Added May 17’s Chicago Tribune: “According to a recent study in San Diego, Wheels claimed a 41% share of rides in the city: far more than either Lime’s 27% or Bird’s 15%.” Injuries and even deaths aren’t uncommon in the micro-transport business but have thus far been limited here to so-called e-scooters. Not so abroad, where the Dutch report that male e-bike users over 65 boosted cycling fatalities there to levels exceeding car deaths. “We should not underestimate how many accidents happen among the elderly when getting on and off an e-bike,” Peter van der Knaap, director of the Dutch Road Safety Research Foundation, told the Guardian. “Sometimes the problem starts because some older people do not take into account that their own physical possibilities are reduced.”

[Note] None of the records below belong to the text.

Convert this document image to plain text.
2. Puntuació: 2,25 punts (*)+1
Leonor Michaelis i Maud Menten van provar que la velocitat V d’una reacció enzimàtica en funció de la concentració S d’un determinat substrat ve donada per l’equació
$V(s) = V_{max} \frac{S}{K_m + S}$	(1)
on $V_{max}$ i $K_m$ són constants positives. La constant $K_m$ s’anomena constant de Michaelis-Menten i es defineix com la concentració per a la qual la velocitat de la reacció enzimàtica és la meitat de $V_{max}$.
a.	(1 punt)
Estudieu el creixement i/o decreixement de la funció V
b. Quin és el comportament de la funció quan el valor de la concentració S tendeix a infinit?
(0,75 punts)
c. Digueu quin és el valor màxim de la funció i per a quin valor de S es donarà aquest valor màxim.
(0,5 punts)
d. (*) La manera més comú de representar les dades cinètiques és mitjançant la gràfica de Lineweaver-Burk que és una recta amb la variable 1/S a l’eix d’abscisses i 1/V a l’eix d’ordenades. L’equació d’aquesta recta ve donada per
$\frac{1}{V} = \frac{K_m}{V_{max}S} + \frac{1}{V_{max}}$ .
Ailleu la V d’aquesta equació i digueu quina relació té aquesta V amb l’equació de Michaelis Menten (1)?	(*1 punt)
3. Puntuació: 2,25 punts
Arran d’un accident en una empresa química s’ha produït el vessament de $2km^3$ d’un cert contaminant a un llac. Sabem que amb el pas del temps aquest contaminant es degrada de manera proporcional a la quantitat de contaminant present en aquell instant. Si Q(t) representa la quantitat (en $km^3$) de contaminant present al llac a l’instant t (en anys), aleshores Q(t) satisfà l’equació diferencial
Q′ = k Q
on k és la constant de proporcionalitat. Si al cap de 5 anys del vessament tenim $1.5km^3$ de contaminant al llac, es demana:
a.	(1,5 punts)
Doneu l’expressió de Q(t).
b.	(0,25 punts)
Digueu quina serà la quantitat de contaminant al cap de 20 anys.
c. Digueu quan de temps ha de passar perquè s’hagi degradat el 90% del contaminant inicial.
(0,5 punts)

The summer doldrums have begun, traditionally the time of year for stealthy San Diego city council actions about which officials want to keep the public in the dark. On Tuesday, July 16, the council was set to consider the creation of a $191,393 spot, exempt from civil service requirements, for a new library program manager, to handle finances currently the responsibility of the library chief, as well as to “represent the department or director in an official capacity at proper engagements,” per a May 28 report to council signed by head librarian Misty Jones. Responding to concerns about increased overhead resulting from the new hire, the report adds that “projected savings in personnel expenditures due to vacancies, will offset the cost of this position.”